Другой человек сидел сейчас перед Осиновым. Не народный, не худрук, даже не артист. Бард, баюн, говорун-симпатяга, вагонный пьяница, обаятельный полубомж, тот самый древний, коренной, советский еще человек с вокзала или забегаловки, да что там — сам народ сидел сейчас перед завлитом — с заскорузлыми ладонями, работящий, терпеливый, великий и простой российский народ. Народ, над которым творятся эксперименты. Народ, которому всегда трудно. Народ, которому можно простить все.
Ничто не радовало завлита в последнее время — но восхищало, как и прежде, только одно: реальное искусство. Искусство, на которое он только что налетел словно лодка и пробил днище. Он вмиг забыл все обиды и заново возлюбил худрука, великого носителя чуда искусства.
— Кто написал? — спросил худрук. — Чьи слова?
Осинов скромно пожал плечами, склонил на сторону голову, растерялся.
— Плохо знаешь, — сказал худрук. — Мало знаешь. Не то, что надо, знаешь. Ничего не знаешь. Потому и театр наш в жопе.
Насчет жопы было слишком. Осинов слегка обиделся и задал в лоб прямой вопрос:
— Почему вы считаете, что мы в таком заповедном месте?..
— Честно тебе скажу: потому что знаю! Не остри, Иосич, пей, закусывай, молчи… Зал у нас пустой! Сплошной обсер. Молчи! Никто на спектакли не ходит. Молчи! Думаешь, не знаю, что ротами пожарников из части привозите, чтоб видимость публики создать — все знаю, доброхотов и предателей много больше, чем ты думаешь. И касса пустая — что с солдата возьмешь? Портянки?
— Портянок давно в армии нет, — обороняясь, буркнул Осинов.
— Есть, Иосич, есть, — не согласился худрук. — Портянки у тебя в голове.

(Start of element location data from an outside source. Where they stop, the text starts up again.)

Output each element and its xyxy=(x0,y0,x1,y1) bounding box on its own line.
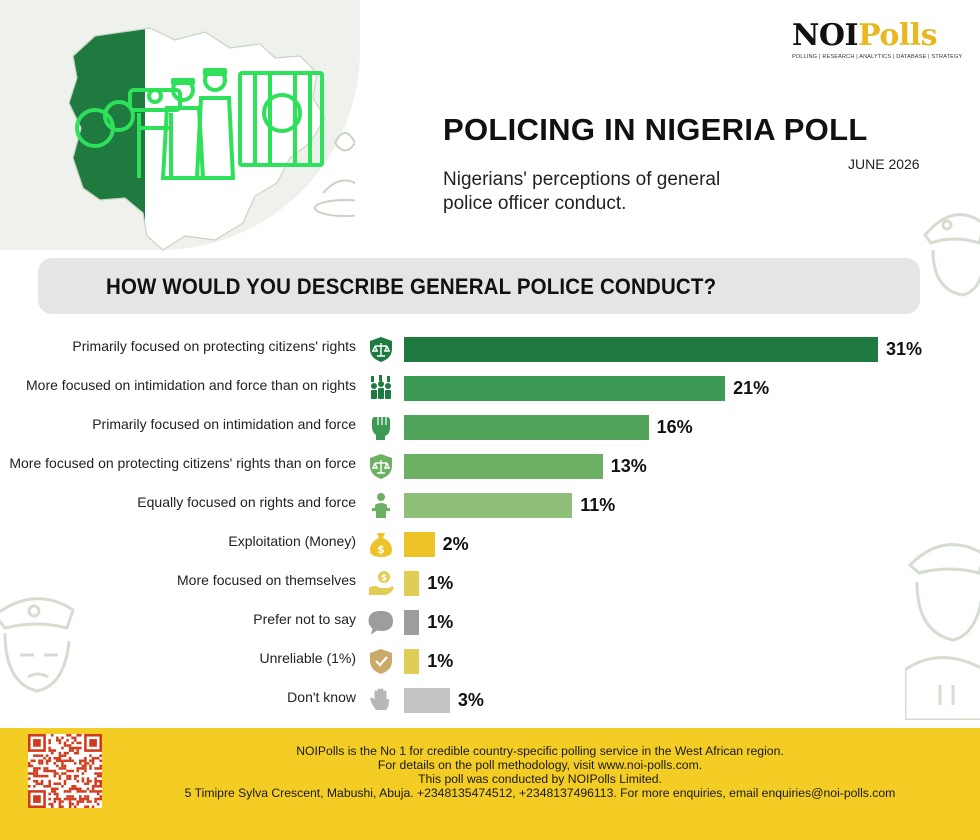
footer-line: For details on the poll methodology, vis… xyxy=(377,758,703,772)
bar xyxy=(404,688,450,713)
chart-row: Primarily focused on intimidation and fo… xyxy=(0,408,980,447)
bar xyxy=(404,376,726,401)
category-label: Prefer not to say xyxy=(253,611,356,627)
value-label: 31% xyxy=(886,339,923,359)
police-officer-sketch-icon xyxy=(905,543,980,720)
category-label: More focused on themselves xyxy=(177,572,356,588)
value-label: 16% xyxy=(656,417,693,437)
svg-text:$: $ xyxy=(381,574,387,584)
speech-bubble-icon xyxy=(368,611,393,635)
category-label: Primarily focused on intimidation and fo… xyxy=(92,416,356,432)
chart-row: Prefer not to say 1% xyxy=(0,603,980,642)
category-label: Unreliable (1%) xyxy=(259,650,356,666)
category-label: Primarily focused on protecting citizens… xyxy=(72,338,356,354)
value-label: 21% xyxy=(733,378,770,398)
svg-text:$: $ xyxy=(377,543,385,556)
page-title: POLICING IN NIGERIA POLL xyxy=(443,112,868,147)
scales-shield-icon xyxy=(370,337,392,362)
value-label: 11% xyxy=(580,495,616,515)
category-label: More focused on protecting citizens' rig… xyxy=(9,455,356,471)
chart-row: Exploitation (Money) $2% xyxy=(0,525,980,564)
value-label: 3% xyxy=(457,690,484,710)
horizontal-bar-chart: Primarily focused on protecting citizens… xyxy=(0,330,980,720)
open-hand-icon xyxy=(370,688,389,710)
bar xyxy=(404,571,420,596)
person-podium-icon xyxy=(372,493,390,518)
bar xyxy=(404,532,435,557)
police-officer-sketch-icon xyxy=(923,213,980,297)
chart-row: More focused on protecting citizens' rig… xyxy=(0,447,980,486)
value-label: 2% xyxy=(442,534,469,554)
police-officer-sketch-icon xyxy=(0,597,75,693)
category-label: Exploitation (Money) xyxy=(228,533,356,549)
crowd-fists-icon xyxy=(369,375,393,400)
money-bag-icon: $ xyxy=(370,533,392,557)
footer-line: 5 Timipre Sylva Crescent, Mabushi, Abuja… xyxy=(184,786,896,800)
category-label: Equally focused on rights and force xyxy=(137,494,356,510)
qr-code-icon[interactable] xyxy=(28,734,102,808)
footer-text: NOIPolls is the No 1 for credible countr… xyxy=(150,744,930,800)
footer-banner: NOIPolls is the No 1 for credible countr… xyxy=(0,728,980,840)
logo-tagline: POLLING | RESEARCH | ANALYTICS | DATABAS… xyxy=(792,54,963,60)
value-label: 13% xyxy=(610,456,647,476)
check-shield-icon xyxy=(370,649,392,674)
chart-row: Equally focused on rights and force 11% xyxy=(0,486,980,525)
chart-row: Primarily focused on protecting citizens… xyxy=(0,330,980,369)
question-text: HOW WOULD YOU DESCRIBE GENERAL POLICE CO… xyxy=(106,274,717,299)
page-subtitle: Nigerians' perceptions of general police… xyxy=(443,169,721,214)
question-banner: HOW WOULD YOU DESCRIBE GENERAL POLICE CO… xyxy=(38,258,920,314)
bar xyxy=(404,454,603,479)
chart-row: More focused on themselves $1% xyxy=(0,564,980,603)
footer-line: This poll was conducted by NOIPolls Limi… xyxy=(418,772,662,786)
raised-fist-icon xyxy=(372,417,390,440)
bar xyxy=(404,610,420,635)
chart-row: Unreliable (1%) 1% xyxy=(0,642,980,681)
poll-date: JUNE 2026 xyxy=(848,156,920,172)
nigeria-map-police-illustration xyxy=(68,27,355,251)
logo-noi: NOI xyxy=(792,18,859,53)
bar xyxy=(404,649,420,674)
hand-coin-icon: $ xyxy=(369,571,394,595)
category-label: More focused on intimidation and force t… xyxy=(26,377,356,393)
category-label: Don't know xyxy=(287,689,356,705)
value-label: 1% xyxy=(427,612,454,632)
chart-row: Don't know 3% xyxy=(0,681,980,720)
bar xyxy=(404,493,573,518)
footer-line: NOIPolls is the No 1 for credible countr… xyxy=(296,744,784,758)
value-label: 1% xyxy=(427,651,454,671)
bar xyxy=(404,415,649,440)
logo-polls: Polls xyxy=(858,18,938,53)
chart-row: More focused on intimidation and force t… xyxy=(0,369,980,408)
bar xyxy=(404,337,878,362)
value-label: 1% xyxy=(427,573,454,593)
scales-shield-icon xyxy=(370,454,392,479)
noipolls-logo: NOIPolls POLLING | RESEARCH | ANALYTICS … xyxy=(792,18,963,61)
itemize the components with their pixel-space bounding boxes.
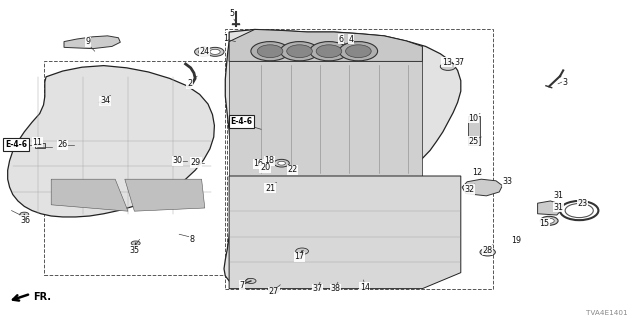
Text: 8: 8: [189, 235, 195, 244]
Text: 7: 7: [239, 281, 244, 290]
Text: 30: 30: [173, 156, 183, 165]
Circle shape: [100, 100, 110, 105]
Text: 31: 31: [553, 191, 563, 200]
FancyBboxPatch shape: [35, 143, 45, 148]
Text: 21: 21: [265, 184, 275, 193]
Circle shape: [257, 45, 283, 58]
Text: TVA4E1401: TVA4E1401: [586, 310, 627, 316]
Text: FR.: FR.: [33, 292, 51, 302]
Text: 28: 28: [483, 246, 493, 255]
Circle shape: [440, 63, 456, 70]
Polygon shape: [229, 29, 422, 61]
Text: 19: 19: [511, 236, 521, 245]
Circle shape: [131, 241, 140, 245]
Circle shape: [251, 42, 289, 61]
Text: 5: 5: [229, 9, 234, 18]
Circle shape: [20, 212, 29, 217]
Text: 12: 12: [472, 168, 483, 177]
Text: 1: 1: [223, 34, 228, 43]
Text: E-4-6: E-4-6: [5, 140, 27, 149]
Circle shape: [90, 39, 105, 47]
Polygon shape: [224, 29, 461, 287]
Text: 2: 2: [187, 79, 192, 88]
Polygon shape: [64, 36, 120, 49]
Polygon shape: [125, 179, 205, 211]
Text: 33: 33: [502, 177, 513, 186]
Text: 20: 20: [260, 163, 270, 172]
Polygon shape: [462, 179, 502, 196]
Text: 27: 27: [269, 287, 279, 296]
Circle shape: [296, 248, 308, 254]
Text: 11: 11: [32, 138, 42, 147]
Text: 3: 3: [563, 78, 568, 87]
Circle shape: [313, 286, 322, 290]
Text: 22: 22: [287, 165, 298, 174]
Circle shape: [339, 42, 378, 61]
Text: 4: 4: [348, 35, 353, 44]
Polygon shape: [8, 66, 214, 217]
Text: 34: 34: [100, 96, 110, 105]
Circle shape: [544, 218, 554, 223]
Circle shape: [206, 47, 224, 56]
Text: 16: 16: [253, 159, 264, 168]
Text: 37: 37: [454, 58, 465, 67]
Circle shape: [480, 248, 495, 256]
Circle shape: [310, 42, 348, 61]
Circle shape: [278, 161, 285, 165]
Circle shape: [287, 45, 312, 58]
Text: 9: 9: [86, 37, 91, 46]
Text: 24: 24: [200, 47, 210, 56]
Text: 23: 23: [577, 199, 588, 208]
Text: 38: 38: [330, 284, 340, 293]
FancyBboxPatch shape: [468, 116, 480, 145]
Text: 29: 29: [191, 158, 201, 167]
Text: 26: 26: [58, 140, 68, 149]
Polygon shape: [538, 201, 562, 215]
Text: E-4-6: E-4-6: [230, 117, 252, 126]
Text: 15: 15: [540, 219, 550, 228]
Text: 14: 14: [360, 283, 370, 292]
Polygon shape: [229, 176, 461, 289]
Circle shape: [280, 42, 319, 61]
Text: 37: 37: [312, 284, 323, 293]
Text: 25: 25: [468, 137, 479, 146]
Text: 6: 6: [339, 35, 344, 44]
Text: 17: 17: [294, 252, 305, 261]
Circle shape: [210, 49, 220, 54]
Circle shape: [346, 45, 371, 58]
Text: 10: 10: [468, 114, 479, 123]
Polygon shape: [229, 61, 422, 176]
Text: 36: 36: [20, 216, 31, 225]
Circle shape: [246, 278, 256, 284]
Circle shape: [274, 159, 289, 167]
Text: 13: 13: [442, 58, 452, 67]
Text: 32: 32: [465, 185, 475, 194]
Text: 35: 35: [129, 246, 140, 255]
Circle shape: [198, 49, 209, 54]
Text: 18: 18: [264, 156, 275, 165]
Circle shape: [540, 216, 558, 225]
Text: 31: 31: [553, 203, 563, 212]
Circle shape: [269, 288, 279, 293]
Circle shape: [195, 47, 212, 56]
Circle shape: [316, 45, 342, 58]
Polygon shape: [51, 179, 128, 211]
Circle shape: [331, 286, 340, 290]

Извини за слово «в голове».
— Спасибо. Я могу уйти?
— Сиди, — приказал худрук.
Завлит отодвинул от себя стакан — худрук такую мелочь вниманием не удостоил. Он выставил как указующий перст кривоватый сухой палец. Продолжил:
— Там наверху тоже все знают! Деньги нам из бюджета дают, а вот возьмут и перестанут на ветер цветные бумажки бросать. Мне уже намекали, Иосич, да что там намекали — прямо озвучили: так и будет!.. Скажу тебе со всей большевистской прямотой: они будут правы… И виноват во всем единственно только ты, Иосич. Молчи! Прямо тебе скажу: плохой ты завлит…

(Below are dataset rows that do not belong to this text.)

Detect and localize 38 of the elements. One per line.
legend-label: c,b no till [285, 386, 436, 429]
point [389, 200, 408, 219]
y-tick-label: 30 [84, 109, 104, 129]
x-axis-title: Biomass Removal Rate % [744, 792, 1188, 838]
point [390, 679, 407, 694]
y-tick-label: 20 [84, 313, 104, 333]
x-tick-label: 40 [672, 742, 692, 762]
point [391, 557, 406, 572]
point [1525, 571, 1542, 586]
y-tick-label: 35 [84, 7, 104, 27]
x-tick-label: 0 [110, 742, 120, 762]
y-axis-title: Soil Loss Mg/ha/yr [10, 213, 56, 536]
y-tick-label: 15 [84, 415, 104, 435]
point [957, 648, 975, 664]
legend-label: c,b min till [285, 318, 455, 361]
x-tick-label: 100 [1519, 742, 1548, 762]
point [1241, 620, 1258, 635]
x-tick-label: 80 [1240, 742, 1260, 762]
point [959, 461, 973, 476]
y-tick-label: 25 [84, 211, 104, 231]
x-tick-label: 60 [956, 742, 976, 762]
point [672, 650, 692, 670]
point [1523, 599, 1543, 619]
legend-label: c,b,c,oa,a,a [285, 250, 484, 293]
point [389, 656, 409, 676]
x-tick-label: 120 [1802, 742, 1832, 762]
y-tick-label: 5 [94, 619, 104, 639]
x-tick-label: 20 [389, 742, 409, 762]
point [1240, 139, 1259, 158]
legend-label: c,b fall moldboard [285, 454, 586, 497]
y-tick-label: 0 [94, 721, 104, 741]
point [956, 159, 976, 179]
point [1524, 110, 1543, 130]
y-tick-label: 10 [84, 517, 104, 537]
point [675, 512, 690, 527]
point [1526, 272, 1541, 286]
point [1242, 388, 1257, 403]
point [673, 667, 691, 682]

«Господи, — подумал замученный завлит, — а хватить бы тебя сейчас дед по затылку той тяжеленной мраморной пепельницей, что стоит у тебя на столе, и муке конец!.. Потому что виноваты вы, Армен Борисович! Виноваты вы, а все валите на меня. Рыба гниет с головы!» — хотелось крикнуть Осинову, но он сдержался. Снова глотнул с налета виски, заел виноградиной и понял, что сетью половодья не сдержать… «В одном он прав, — признал про себя Осинов, — я завлит плохой. Ленивый и нелюбопытный. Он плохой худрук, я плохой завлит. Вперед, труппа театра, вперед, к новым творческим свершениям!»
— Раньше вы меня хвалили, — вслух сказал он. — Говорили, что могу…
— Раньше было раньше, Иосич. Пьес хороших нет, репетировать нечего, актеры разбегаются по сериалам, они как дети, им вместо игрушек пьесы нужны, а ты что им предлагаешь?! Попки-жопки?